Macbeth

William Shakespeare
National Theatre of Scotland
Tramway Theatre, Glasgow

Alan Cumming in Macbeth Credit: National Theatre of Scotland
Alan Cumming in Macbeth Credit: National Theatre of Scotland
Alan Cumming in Macbeth Credit: National Theatre of Scotland

A one-man Macbeth set in a mental hospital sounds like an idea for the sort of Fringe show in which the performer may well outnumber the audience by the end of the show, but we are in Glasgow not Edinburgh and in the hands of a master of the stage. Alan Cumming pours everything into this huge tiled asylum, as he brings to life the different characters in an insanity that is disturbingly believable.

It is a really powerful experience, Cumming engages the whole time, jumping from one scene to the next in a very well streamlined version of Shakespeare's tragedy. There is already a recording and certainly if you closed your eyes it would still have been a great show, equally though you could plug your ears and Cumming's physical performance would tell the story too. He visibly jumps between the characters including the Macbeths in bed and makes use of the whole room, the beds, bath and mirror.

Cumming is a seductive entertainer but though there is some flirting and joking this doesn't diminish this very personal tragedy that unfolds on stage. There are some really shocking moments—the killing of MacDuff's family and the witches divining the future—of the sort that will colour your dreaming for some time to come.

It would be wrong to call it a one-man show as Cumming has the help not just of a doll and multiple video screens to bring the other characters alive, but also other actors playing the hospital staff, and, while Cumming has had to learn the bulk of Shakespeare, they get the occasional line. Mostly though they blend into the background, peering down through the viewing window. Myra McFadyen is especially creepy as she watches and takes notes.

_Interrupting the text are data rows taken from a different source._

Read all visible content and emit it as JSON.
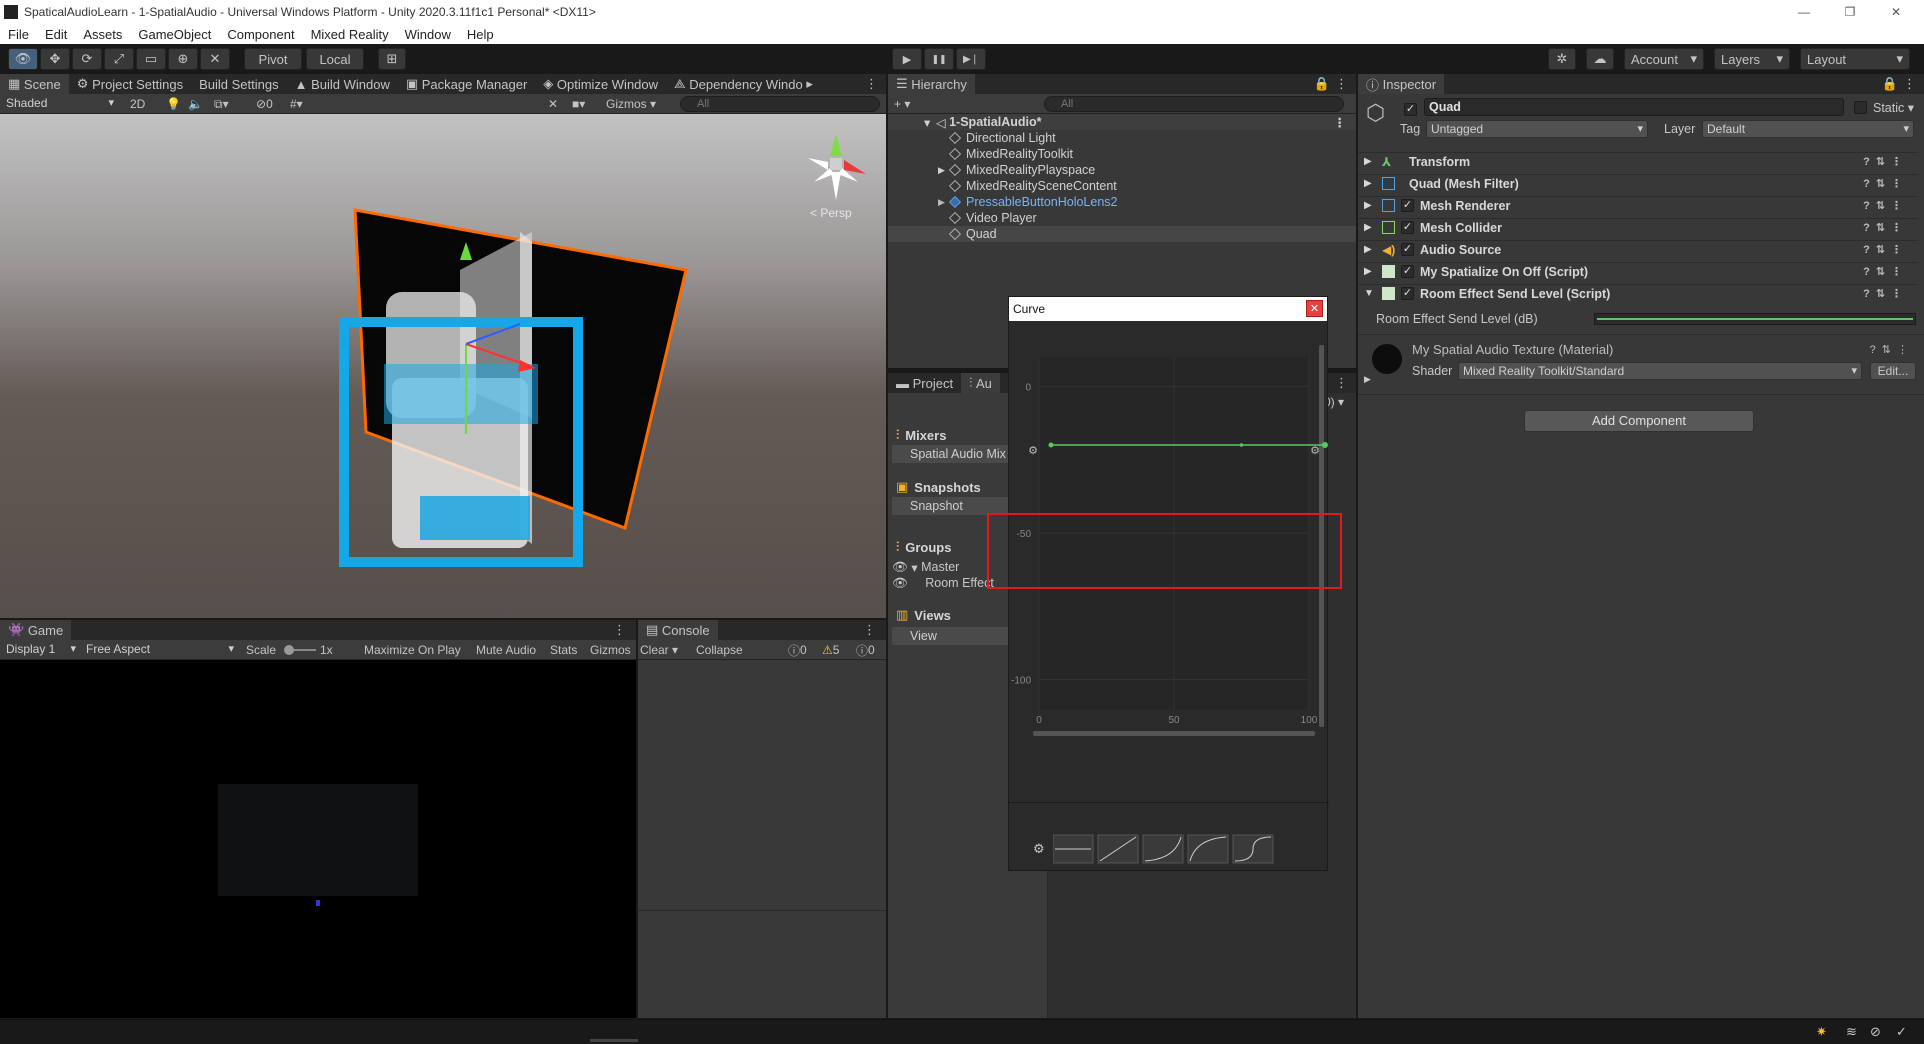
{
  "window": {
    "title": "SpaticalAudioLearn - 1-SpatialAudio - Universal Windows Platform - Unity 2020.3.11f1c1 Personal* <DX11>",
    "minimize": "—",
    "restore": "❐",
    "close": "✕"
  },
  "menu": [
    "File",
    "Edit",
    "Assets",
    "GameObject",
    "Component",
    "Mixed Reality",
    "Window",
    "Help"
  ],
  "toolbar": {
    "pivot": "Pivot",
    "local": "Local",
    "play": "▶",
    "pause": "❚❚",
    "step": "▶❘",
    "account": "Account",
    "layers": "Layers",
    "layout": "Layout"
  },
  "scene_tabs": [
    "Scene",
    "Project Settings",
    "Build Settings",
    "Build Window",
    "Package Manager",
    "Optimize Window",
    "Dependency Windo"
  ],
  "scene_bar": {
    "shading": "Shaded",
    "mode2d": "2D",
    "hidden_count": "0",
    "gizmos": "Gizmos",
    "search_placeholder": "All",
    "persp": "< Persp"
  },
  "game": {
    "tab": "Game",
    "display": "Display 1",
    "aspect": "Free Aspect",
    "scale_label": "Scale",
    "scale_value": "1x",
    "maximize": "Maximize On Play",
    "mute": "Mute Audio",
    "stats": "Stats",
    "gizmos": "Gizmos"
  },
  "console": {
    "tab": "Console",
    "clear": "Clear",
    "collapse": "Collapse",
    "info_count": "0",
    "warn_count": "5",
    "error_count": "0"
  },
  "hierarchy": {
    "tab": "Hierarchy",
    "search_placeholder": "All",
    "root": "1-SpatialAudio*",
    "items": [
      {
        "label": "Directional Light",
        "expandable": false,
        "prefab": false
      },
      {
        "label": "MixedRealityToolkit",
        "expandable": false,
        "prefab": false
      },
      {
        "label": "MixedRealityPlayspace",
        "expandable": true,
        "prefab": false
      },
      {
        "label": "MixedRealitySceneContent",
        "expandable": false,
        "prefab": false
      },
      {
        "label": "PressableButtonHoloLens2",
        "expandable": true,
        "prefab": true
      },
      {
        "label": "Video Player",
        "expandable": false,
        "prefab": false
      },
      {
        "label": "Quad",
        "expandable": false,
        "prefab": false,
        "selected": true
      }
    ]
  },
  "project_tabs": [
    "Project",
    "Au"
  ],
  "mixer": {
    "dropdown_fragment": "0)",
    "mixers_title": "Mixers",
    "mixer_item": "Spatial Audio Mix",
    "snapshots_title": "Snapshots",
    "snapshot_item": "Snapshot",
    "groups_title": "Groups",
    "group_master": "Master",
    "group_child": "Room Effect",
    "views_title": "Views",
    "view_item": "View"
  },
  "curve": {
    "title": "Curve",
    "y_ticks": [
      "0",
      "-50",
      "-100"
    ],
    "x_ticks": [
      "0",
      "50",
      "100"
    ],
    "line_value_db": -20,
    "x_range": [
      0,
      100
    ],
    "y_range": [
      -110,
      10
    ],
    "line_color": "#5fc65f",
    "highlight_color": "#e01b1b"
  },
  "inspector": {
    "tab": "Inspector",
    "object_name": "Quad",
    "static": "Static",
    "tag_label": "Tag",
    "tag_value": "Untagged",
    "layer_label": "Layer",
    "layer_value": "Default",
    "components": [
      {
        "name": "Transform",
        "check": false,
        "icon": "transform-icon"
      },
      {
        "name": "Quad (Mesh Filter)",
        "check": false,
        "icon": "mesh-filter-icon"
      },
      {
        "name": "Mesh Renderer",
        "check": true,
        "icon": "mesh-renderer-icon"
      },
      {
        "name": "Mesh Collider",
        "check": true,
        "icon": "mesh-collider-icon"
      },
      {
        "name": "Audio Source",
        "check": true,
        "icon": "audio-source-icon"
      },
      {
        "name": "My Spatialize On Off (Script)",
        "check": true,
        "icon": "script-icon"
      },
      {
        "name": "Room Effect Send Level (Script)",
        "check": true,
        "icon": "script-icon"
      }
    ],
    "send_level_label": "Room Effect Send Level (dB)",
    "material_name": "My Spatial Audio Texture (Material)",
    "shader_label": "Shader",
    "shader_value": "Mixed Reality Toolkit/Standard",
    "edit": "Edit...",
    "add_component": "Add Component"
  }
}
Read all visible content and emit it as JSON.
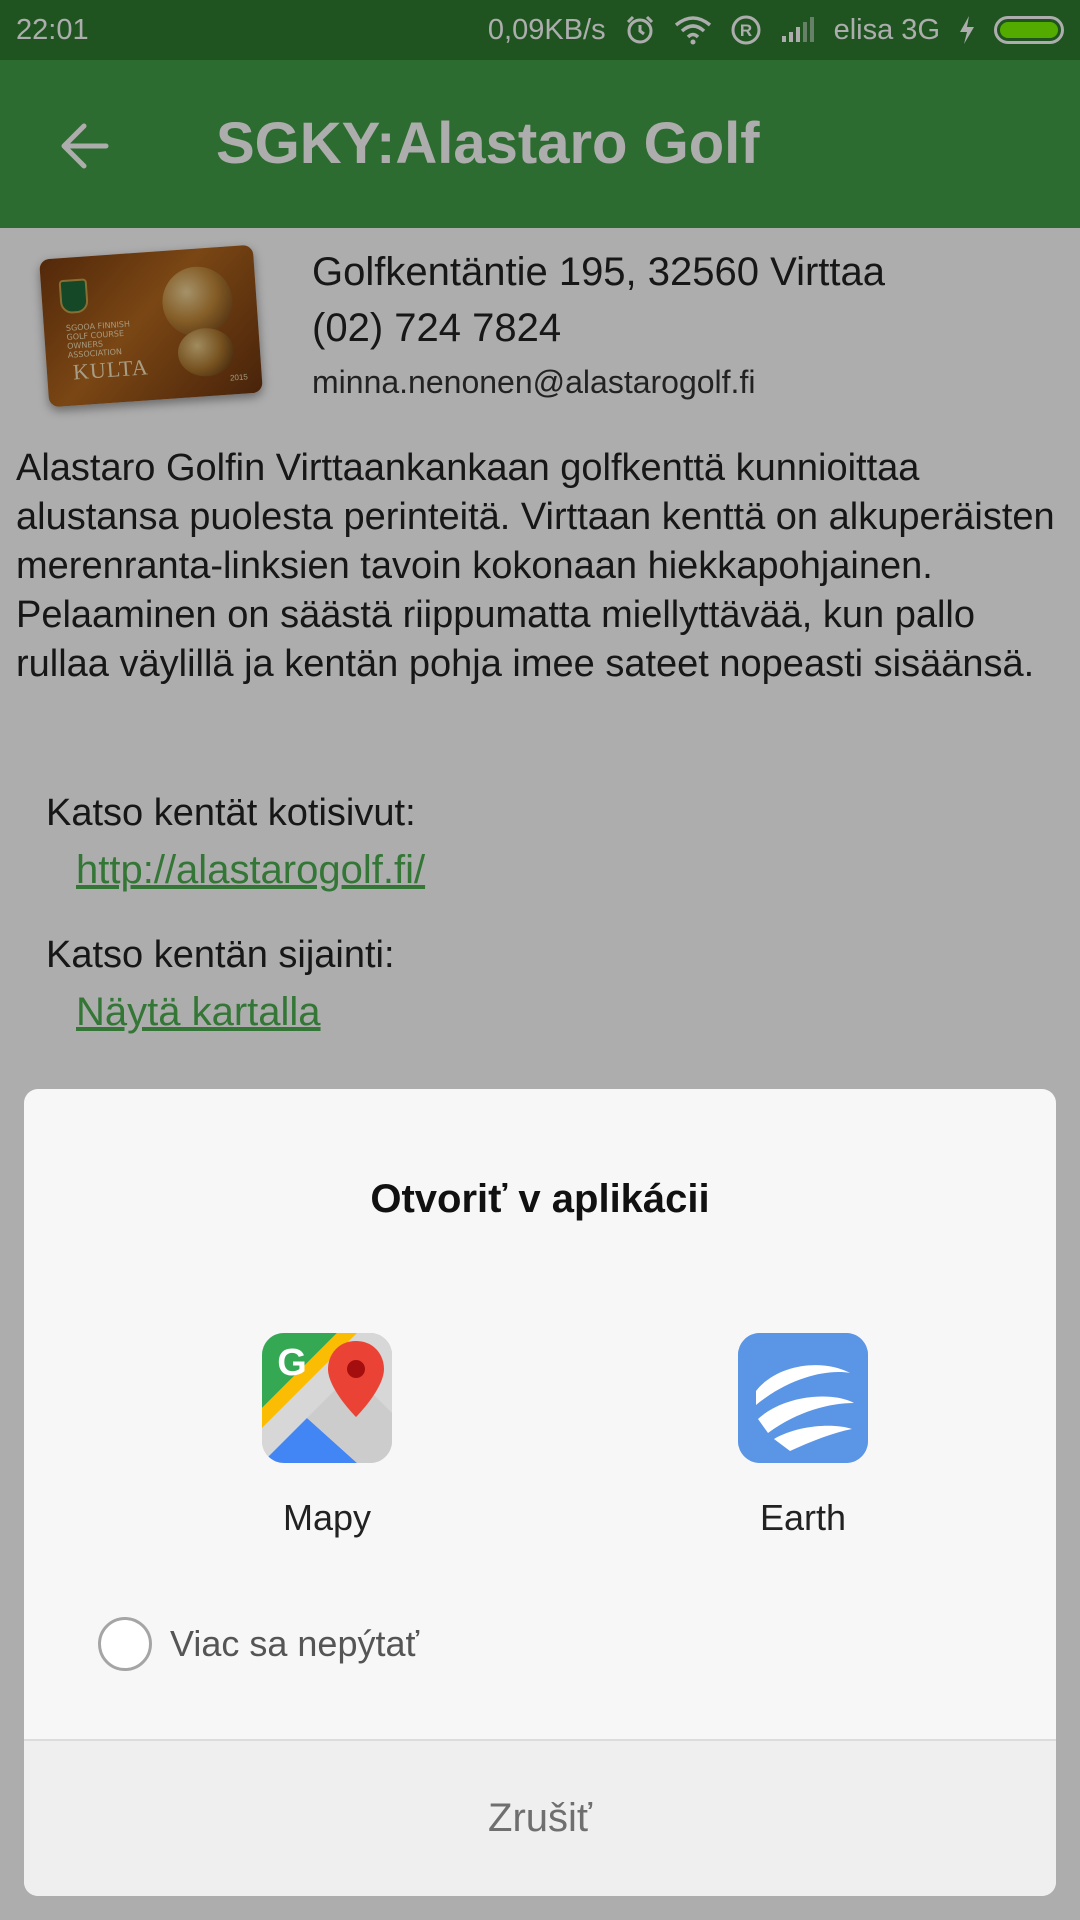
{
  "status_bar": {
    "time": "22:01",
    "speed": "0,09KB/s",
    "carrier": "elisa 3G",
    "icons": [
      "alarm-icon",
      "wifi-icon",
      "roaming-icon",
      "signal-icon",
      "charging-icon",
      "battery-icon"
    ]
  },
  "app_bar": {
    "title": "SGKY:Alastaro Golf",
    "back_icon": "arrow-left-icon"
  },
  "course": {
    "card_text": {
      "association": "SGOOA FINNISH GOLF COURSE OWNERS ASSOCIATION",
      "brand": "KULTA",
      "year": "2015"
    },
    "address": "Golfkentäntie 195, 32560 Virttaa",
    "phone": "(02) 724 7824",
    "email": "minna.nenonen@alastarogolf.fi",
    "description": "Alastaro Golfin Virttaankankaan golfkenttä kunnioittaa alustansa puolesta perinteitä. Virttaan kenttä on alkuperäisten merenranta-linksien tavoin kokonaan hiekkapohjainen. Pelaaminen on säästä riippumatta miellyttävää, kun pallo rullaa väylillä ja kentän pohja imee sateet nopeasti sisäänsä.",
    "homepage_label": "Katso kentät kotisivut:",
    "homepage_link": "http://alastarogolf.fi/",
    "location_label": "Katso kentän sijainti:",
    "location_link": "Näytä kartalla"
  },
  "dialog": {
    "title": "Otvoriť v aplikácii",
    "apps": [
      {
        "label": "Mapy",
        "icon": "google-maps-icon"
      },
      {
        "label": "Earth",
        "icon": "google-earth-icon"
      }
    ],
    "dont_ask_label": "Viac sa nepýtať",
    "dont_ask_checked": false,
    "cancel_label": "Zrušiť"
  },
  "colors": {
    "status_bar": "#2e7d32",
    "app_bar": "#43a047",
    "link": "#4caf50",
    "dialog_bg": "#f7f7f7"
  }
}
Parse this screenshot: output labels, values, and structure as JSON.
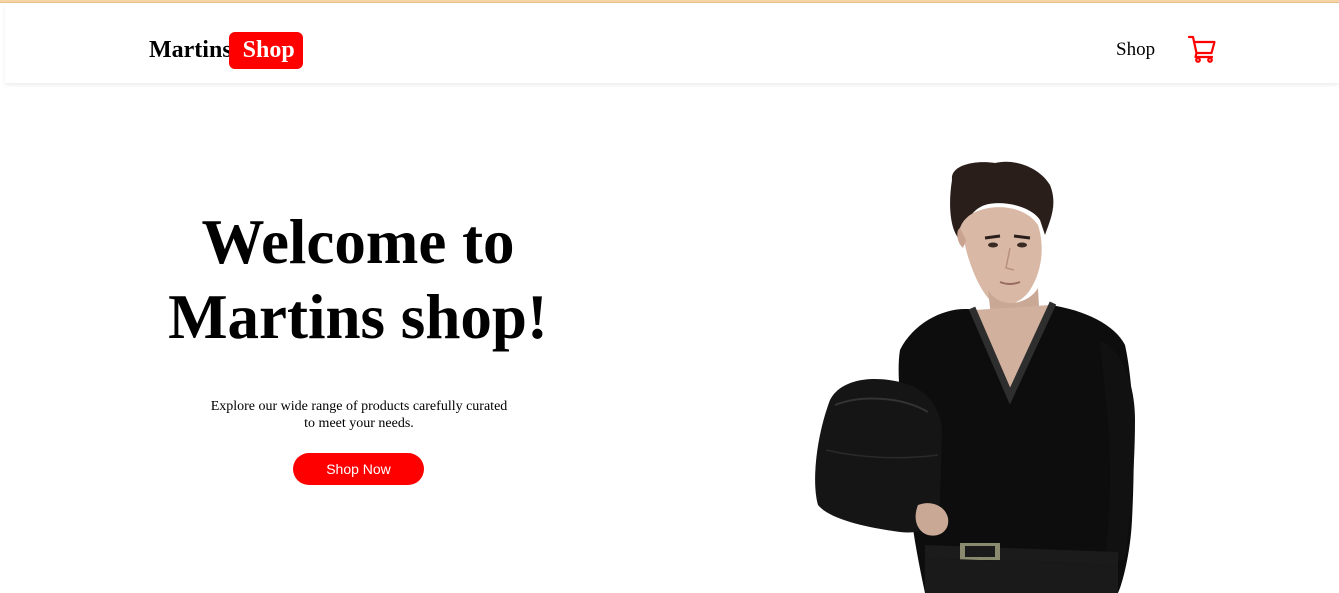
{
  "header": {
    "brand_first": "Martins",
    "brand_second": "Shop",
    "nav_shop": "Shop",
    "cart_icon": "cart-icon"
  },
  "hero": {
    "title_line1": "Welcome to",
    "title_line2": "Martins shop!",
    "description_line1": "Explore our wide range of products carefully curated",
    "description_line2": "to meet your needs.",
    "cta_label": "Shop Now"
  },
  "colors": {
    "accent": "#ff0000",
    "background": "#ffffff",
    "text": "#000000"
  }
}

Those offstage also add significantly to the show from the clever use of the three video screens to the moving score. It is involving to the point of being exhausting.

Director John Tiffany's previous collaboration with Cumming for the National Theatre of Scotland, The Bacchae, was a good use of Cumming's talent, but was at times rather light and the jazzing up of the Greek tragedy rather jarring. Here however Cumming's talents are used to their full effect and Shakespeare's play is paid due homage with a setting that is in perfectly keeping with the characters' states of mind.

The Scottish Play achieves its gory, mad and terrifying potential through the blood, sweat and tears of one the top Scottish performers of today.